Fonte: Toda crônica. Apresentação e notas de Beatriz Resende; organização de Rachel Valença. Rio de Janeiro, Agir, 2004, vol. I, pp. 316-317. Publicada, originalmente, no periódico A.B.C., de 2/02/1918.
Seria preciso consultar todos os curiosos sabedores das cousas desta cidade para ao certo se avaliar desde quando esta vasta e heroica São Sebastião clama e chora por melhoramentos, higiene, água, calçamento, etc., etc. Porquanto, aferindo pelo que temos ouvido durante a nossa curta existência, esses queixumes e lamentos devem datar dos seus inícios, mesmo talvez desde quando ali pelas bandas do Pão de Açúcar ela surgiu incipiente e tosca.
Julgamos até, pois tão forte é essa nossa suposição, que, ao transferir dali para o morro de São Januário o núcleo da cidade real, Mem de Sá solene e honesto, houvesse mandado pôr, nos finais das sesmarias que ia concedendo, algumas tocantes palavras de súplica a Nossa Senhora e ao Menino Jesus, implorando-lhes a graça e a ajuda para aqueles que viessem povoar os brejos que ele via se estender pela baixada afora e pra longe e muito longe.
De resto, ao depois dele, os outros que lhe sucederam – boa, leal e heroica gente portuguesa – andaram por estas terras a rezar a Deus Todo-Poderoso para que ele desse aos homens bons da cidade a doce esmola de alguns quartilhos d’água, a alentadora dádiva de duas ou três estradas razoáveis, por onde pudessem vir as abóboras da Fazenda dos Padres e os camarões de Iguaçu.
E assim foi por tão longo trato de tempo que faz crer que isso mais não fosse senão aquela lamurienta semente de Mem de Sá que germinou, cresceu e frutificou. Frutificando, frutificou bem, pois embora, por vezes, pela cidade e recôncavo além, lavrassem a bexiga, as sezões, a “carneirada” e o cólera, eles, os antigos, e nós, os modernos, continuamos em face de tais flagelos a rogar pacientemente a Deus, com alguma fé, e a pedir humildemente aos reis, com muito ceticismo, socorros e providências.
Mas, não é em vão que a água mole e plástica bate incessante no rochedo duro e forte: ela cai uma, duas, dez, mil vezes, amolga aqui, arranha ali, por fim... fura. E, também, furou a indiferença dos deuses e dos reis o nosso melífluo queixar de três séculos e meio. Deus e o Congresso Nacional nos deram o Conselho Municipal.
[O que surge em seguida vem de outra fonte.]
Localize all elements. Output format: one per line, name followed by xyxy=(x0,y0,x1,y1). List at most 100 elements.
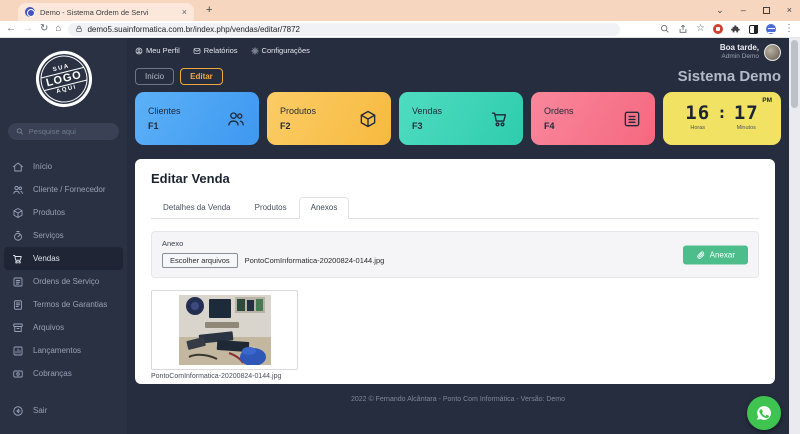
tab-detalhes-da-venda[interactable]: Detalhes da Venda xyxy=(151,197,243,218)
card-key: F4 xyxy=(544,119,574,133)
card-label: Vendas xyxy=(412,104,442,118)
card-label: Clientes xyxy=(148,104,181,118)
adblock-extension-icon[interactable] xyxy=(713,24,723,34)
gear-icon xyxy=(251,47,259,55)
sidebar-item-lancamentos[interactable]: Lançamentos xyxy=(4,339,123,362)
pill-inicio[interactable]: Início xyxy=(135,68,174,85)
window-menu-icon[interactable]: ⌄ xyxy=(716,5,724,16)
browser-menu-icon[interactable]: ⋮ xyxy=(784,24,794,34)
sidebar-item-inicio[interactable]: Início xyxy=(4,155,123,178)
sidebar-item-cliente-fornecedor[interactable]: Cliente / Fornecedor xyxy=(4,178,123,201)
user-greeting: Boa tarde, Admin Demo xyxy=(720,43,781,61)
search-input[interactable] xyxy=(29,127,111,136)
browser-titlebar: Demo - Sistema Ordem de Servi × + ⌄ – × xyxy=(0,0,800,21)
sidebar-item-label: Produtos xyxy=(33,208,65,217)
tab-produtos[interactable]: Produtos xyxy=(243,197,299,218)
profile-extension-icon[interactable] xyxy=(766,24,776,34)
pill-editar[interactable]: Editar xyxy=(180,68,223,85)
whatsapp-button[interactable] xyxy=(747,396,781,430)
logout-icon xyxy=(12,405,24,417)
attach-button-label: Anexar xyxy=(710,250,735,259)
browser-tab[interactable]: Demo - Sistema Ordem de Servi × xyxy=(18,3,194,21)
sidebar-item-ordens-de-servico[interactable]: Ordens de Serviço xyxy=(4,270,123,293)
edit-sale-panel: Editar Venda Detalhes da Venda Produtos … xyxy=(135,159,775,384)
sidebar-item-label: Serviços xyxy=(33,231,64,240)
package-icon xyxy=(358,109,378,129)
money-icon xyxy=(12,368,24,380)
choose-files-button[interactable]: Escolher arquivos xyxy=(162,253,238,268)
url-input[interactable]: demo5.suainformatica.com.br/index.php/ve… xyxy=(68,23,620,36)
breadcrumb-pills: Início Editar Sistema Demo xyxy=(127,61,789,85)
tab-close-icon[interactable]: × xyxy=(182,8,187,17)
sidebar-item-termos-de-garantias[interactable]: Termos de Garantias xyxy=(4,293,123,316)
card-clock: PM 16 Horas : 17 Minutos xyxy=(663,92,781,145)
clock-minutes-label: Minutos xyxy=(734,125,759,131)
window-minimize-button[interactable]: – xyxy=(741,5,746,15)
page-scrollbar[interactable] xyxy=(789,38,800,434)
card-vendas[interactable]: Vendas F3 xyxy=(399,92,523,145)
sidebar-menu: Início Cliente / Fornecedor Produtos Ser… xyxy=(0,155,127,385)
attachment-photo xyxy=(179,295,271,365)
back-icon[interactable]: ← xyxy=(6,24,16,34)
tab-anexos[interactable]: Anexos xyxy=(299,197,350,219)
list-icon xyxy=(622,109,642,129)
avatar[interactable] xyxy=(764,44,781,61)
reload-icon[interactable]: ↻ xyxy=(40,24,48,34)
users-icon xyxy=(12,184,24,196)
sidebar-item-sair[interactable]: Sair xyxy=(4,399,123,422)
extensions-puzzle-icon[interactable] xyxy=(731,24,741,34)
topbar-link-label: Configurações xyxy=(262,46,310,55)
main-content: Meu Perfil Relatórios Configurações Boa … xyxy=(127,38,789,434)
system-title: Sistema Demo xyxy=(678,68,781,85)
sidebar-item-label: Arquivos xyxy=(33,323,64,332)
share-icon[interactable] xyxy=(678,24,688,34)
cart-icon xyxy=(12,253,24,265)
document-icon xyxy=(12,299,24,311)
sidebar: SUA LOGO AQUI Início Cliente / Fornecedo… xyxy=(0,38,127,434)
sidebar-item-arquivos[interactable]: Arquivos xyxy=(4,316,123,339)
sidebar-item-vendas[interactable]: Vendas xyxy=(4,247,123,270)
attach-button[interactable]: Anexar xyxy=(683,245,748,264)
sidebar-item-produtos[interactable]: Produtos xyxy=(4,201,123,224)
darkmode-extension-icon[interactable] xyxy=(749,25,758,34)
bookmark-star-icon[interactable]: ☆ xyxy=(696,24,705,34)
sidebar-item-servicos[interactable]: Serviços xyxy=(4,224,123,247)
forward-icon[interactable]: → xyxy=(23,24,33,34)
browser-tab-title: Demo - Sistema Ordem de Servi xyxy=(40,8,177,17)
window-close-button[interactable]: × xyxy=(787,5,792,15)
sidebar-item-label: Início xyxy=(33,162,52,171)
lock-icon xyxy=(75,25,83,33)
zoom-icon[interactable] xyxy=(660,24,670,34)
card-label: Ordens xyxy=(544,104,574,118)
search-icon xyxy=(16,127,24,136)
users-icon xyxy=(226,109,246,129)
window-maximize-button[interactable] xyxy=(763,7,770,14)
sidebar-item-cobrancas[interactable]: Cobranças xyxy=(4,362,123,385)
home-icon xyxy=(12,161,24,173)
browser-address-bar: ← → ↻ ⌂ demo5.suainformatica.com.br/inde… xyxy=(0,21,800,38)
attachment-thumbnail[interactable] xyxy=(151,290,298,370)
card-produtos[interactable]: Produtos F2 xyxy=(267,92,391,145)
footer-text: 2022 © Fernando Alcântara - Ponto Com In… xyxy=(127,396,789,403)
clock-hours-label: Horas xyxy=(685,125,710,131)
topbar-link-label: Meu Perfil xyxy=(146,46,180,55)
username-text: Admin Demo xyxy=(720,53,759,61)
home-icon[interactable]: ⌂ xyxy=(55,24,61,34)
sidebar-search[interactable] xyxy=(8,123,119,140)
scrollbar-thumb[interactable] xyxy=(791,40,798,108)
envelope-icon xyxy=(193,47,201,55)
topbar-configuracoes[interactable]: Configurações xyxy=(251,46,310,55)
selected-file-name: PontoComInformatica-20200824-0144.jpg xyxy=(245,256,385,265)
new-tab-button[interactable]: + xyxy=(206,4,212,16)
topbar-relatorios[interactable]: Relatórios xyxy=(193,46,238,55)
card-ordens[interactable]: Ordens F4 xyxy=(531,92,655,145)
cart-icon xyxy=(490,109,510,129)
card-key: F1 xyxy=(148,119,181,133)
profile-icon xyxy=(135,47,143,55)
topbar-link-label: Relatórios xyxy=(204,46,238,55)
card-clientes[interactable]: Clientes F1 xyxy=(135,92,259,145)
topbar-meu-perfil[interactable]: Meu Perfil xyxy=(135,46,180,55)
whatsapp-icon xyxy=(754,403,774,423)
clock-separator: : xyxy=(717,104,727,121)
greeting-text: Boa tarde, xyxy=(720,43,759,53)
Ao dizermos que nos deram o Conselho Municipal – bem parece equivaler a afiançar que íamos receber água, calçamento, luz e o mais em abundância.
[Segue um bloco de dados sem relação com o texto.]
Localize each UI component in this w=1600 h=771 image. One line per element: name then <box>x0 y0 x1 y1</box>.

Se houver acaso quem tenha dúvidas, pese bem os relevantes serviços que esse conselho, cujo mandato começou já, vai prestando a esta cidade.
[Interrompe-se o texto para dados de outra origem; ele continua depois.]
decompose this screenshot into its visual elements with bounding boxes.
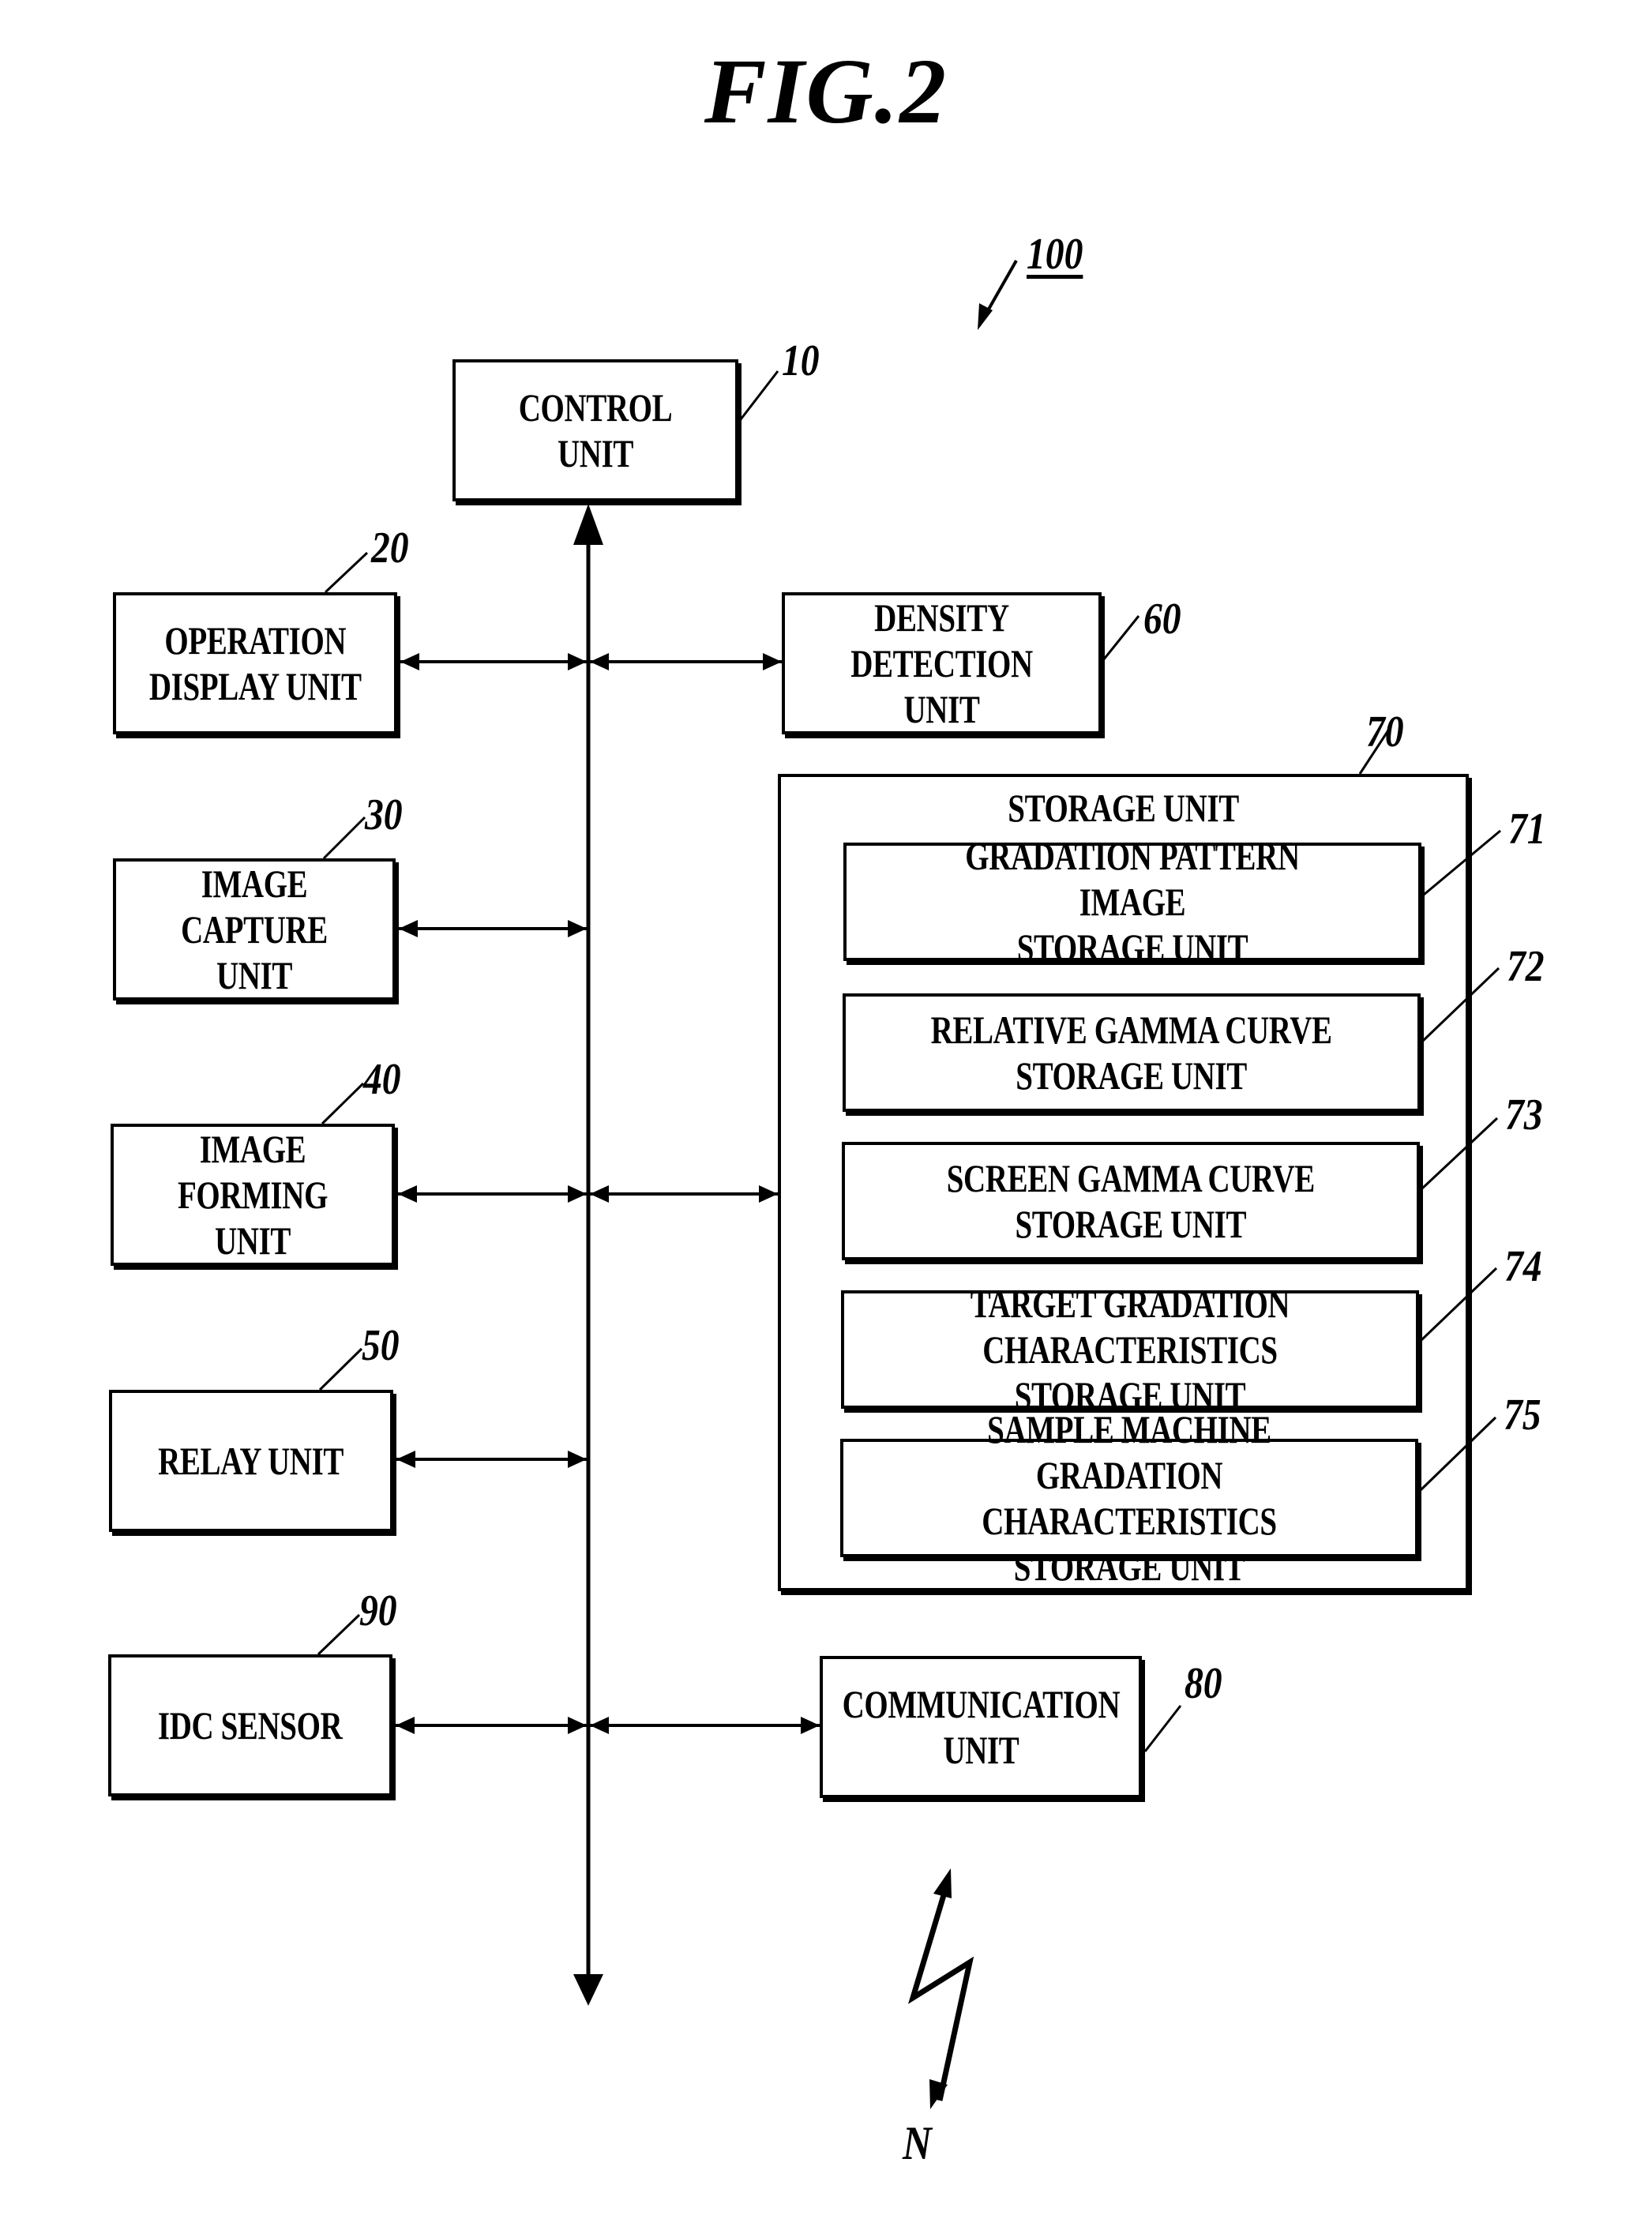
relay-link-arrow-left-icon [396, 1451, 415, 1468]
screen-gamma-curve-storage-unit-box: SCREEN GAMMA CURVE STORAGE UNIT [842, 1142, 1420, 1260]
sub-unit-label: SCREEN GAMMA CURVE STORAGE UNIT [946, 1156, 1316, 1246]
image-forming-unit-label: IMAGE FORMING UNIT [177, 1127, 329, 1263]
storage-unit-label: STORAGE UNIT [1008, 786, 1239, 830]
image-forming-link-arrow-right-icon [568, 1185, 587, 1203]
communication-unit-ref: 80 [1185, 1659, 1222, 1708]
relay-link-arrow-right-icon [568, 1451, 587, 1468]
system-ref-leader [986, 260, 1018, 313]
bus-arrow-up-icon [573, 504, 603, 545]
operation-display-unit-label: OPERATION DISPLAY UNIT [148, 618, 362, 708]
operation-display-unit-leader [324, 551, 369, 594]
control-unit-ref: 10 [782, 336, 820, 385]
figure-title: FIG.2 [704, 39, 948, 143]
relay-unit-label: RELAY UNIT [158, 1439, 344, 1483]
image-capture-unit-ref: 30 [365, 790, 403, 839]
density-detection-unit-ref: 60 [1143, 595, 1181, 644]
operation-display-unit-ref: 20 [371, 524, 409, 573]
storage-link-arrow-right-icon [759, 1185, 778, 1203]
image-forming-unit-box: IMAGE FORMING UNIT [111, 1124, 395, 1266]
sample-machine-gradation-characteristics-storage-unit-box: SAMPLE MACHINE GRADATION CHARACTERISTICS… [840, 1407, 1418, 1589]
density-detection-link-arrow-left-icon [590, 653, 609, 670]
relay-unit-box: RELAY UNIT [109, 1390, 393, 1532]
density-detection-link-arrow-right-icon [763, 653, 782, 670]
sub-unit-label: GRADATION PATTERN IMAGE STORAGE UNIT [965, 834, 1300, 970]
density-detection-unit-box: DENSITY DETECTION UNIT [782, 592, 1102, 734]
density-detection-unit-label: DENSITY DETECTION UNIT [850, 595, 1033, 731]
operation-display-link-arrow-left-icon [400, 653, 419, 670]
sub-unit-label: SAMPLE MACHINE GRADATION CHARACTERISTICS… [982, 1407, 1277, 1589]
network-label: N [903, 2117, 932, 2169]
density-detection-unit-leader [1102, 615, 1140, 661]
image-capture-unit-leader [322, 816, 366, 860]
idc-sensor-leader [317, 1613, 361, 1656]
idc-sensor-ref: 90 [359, 1586, 397, 1635]
image-capture-unit-label: IMAGE CAPTURE UNIT [181, 862, 328, 997]
sub-unit-ref: 75 [1504, 1391, 1541, 1440]
relay-unit-ref: 50 [362, 1321, 400, 1370]
relative-gamma-curve-storage-unit-box: RELATIVE GAMMA CURVE STORAGE UNIT [843, 993, 1421, 1112]
image-forming-unit-leader [321, 1082, 365, 1125]
sub-unit-ref: 73 [1505, 1091, 1543, 1139]
image-capture-link-arrow-right-icon [568, 920, 587, 937]
idc-sensor-box: IDC SENSOR [108, 1654, 392, 1796]
bus-arrow-down-icon [573, 1974, 603, 2006]
image-capture-unit-box: IMAGE CAPTURE UNIT [113, 858, 396, 1000]
target-gradation-characteristics-storage-unit-box: TARGET GRADATION CHARACTERISTICS STORAGE… [841, 1282, 1419, 1417]
communication-unit-leader [1143, 1705, 1182, 1752]
idc-sensor-link-arrow-right-icon [568, 1717, 587, 1734]
communication-unit-label: COMMUNICATION UNIT [842, 1682, 1120, 1772]
image-capture-link-arrow-left-icon [399, 920, 418, 937]
sub-unit-label: RELATIVE GAMMA CURVE STORAGE UNIT [931, 1008, 1332, 1098]
sub-unit-ref: 74 [1504, 1242, 1542, 1291]
sub-unit-label: TARGET GRADATION CHARACTERISTICS STORAGE… [970, 1282, 1290, 1417]
communication-unit-box: COMMUNICATION UNIT [820, 1656, 1142, 1798]
gradation-pattern-image-storage-unit-box: GRADATION PATTERN IMAGE STORAGE UNIT [843, 834, 1421, 970]
communication-link-arrow-left-icon [590, 1717, 609, 1734]
control-unit-label: CONTROL UNIT [518, 385, 673, 475]
control-unit-box: CONTROL UNIT [452, 359, 738, 501]
communication-link-arrow-right-icon [801, 1717, 820, 1734]
operation-display-unit-box: OPERATION DISPLAY UNIT [113, 592, 397, 734]
wireless-link-icon [907, 1868, 974, 2109]
image-forming-link-arrow-left-icon [398, 1185, 417, 1203]
relay-unit-leader [318, 1347, 363, 1391]
idc-sensor-label: IDC SENSOR [158, 1703, 343, 1748]
control-unit-leader [737, 370, 779, 423]
sub-unit-ref: 71 [1508, 805, 1546, 854]
storage-link-arrow-left-icon [590, 1185, 609, 1203]
image-forming-unit-ref: 40 [363, 1055, 401, 1104]
storage-unit-ref: 70 [1366, 708, 1404, 756]
system-ref-number: 100 [1027, 230, 1083, 279]
sub-unit-ref: 72 [1507, 942, 1545, 991]
operation-display-link-arrow-right-icon [568, 653, 587, 670]
idc-sensor-link-arrow-left-icon [396, 1717, 415, 1734]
Ele trata com fervoroso carinho a nossa heroica metrópole, tanto assim que lhe impôs novos tributos; ele a estima tanto que quer provocar a sua decadência comercial e industrial; ele a ama tanto que só trata de despovoá-la com as suas posturas draconianas; ele adora tanto o povo da cidade que só se preocupa em encarecer-lhe a vida...
Todos vós que amastes esta cidade, Sá, Mem e Estácio, Vaía Monteiro – o Onça, Bobadela, Passos e outros – exultai, porque afinal ela tem o que precisa: um Conselho Municipal que quer o seu total aniquilamento.
Para isso ser obtido, foi preciso que fossem procurar os seus vereadores em todo o Brasil, menos no Rio de Janeiro.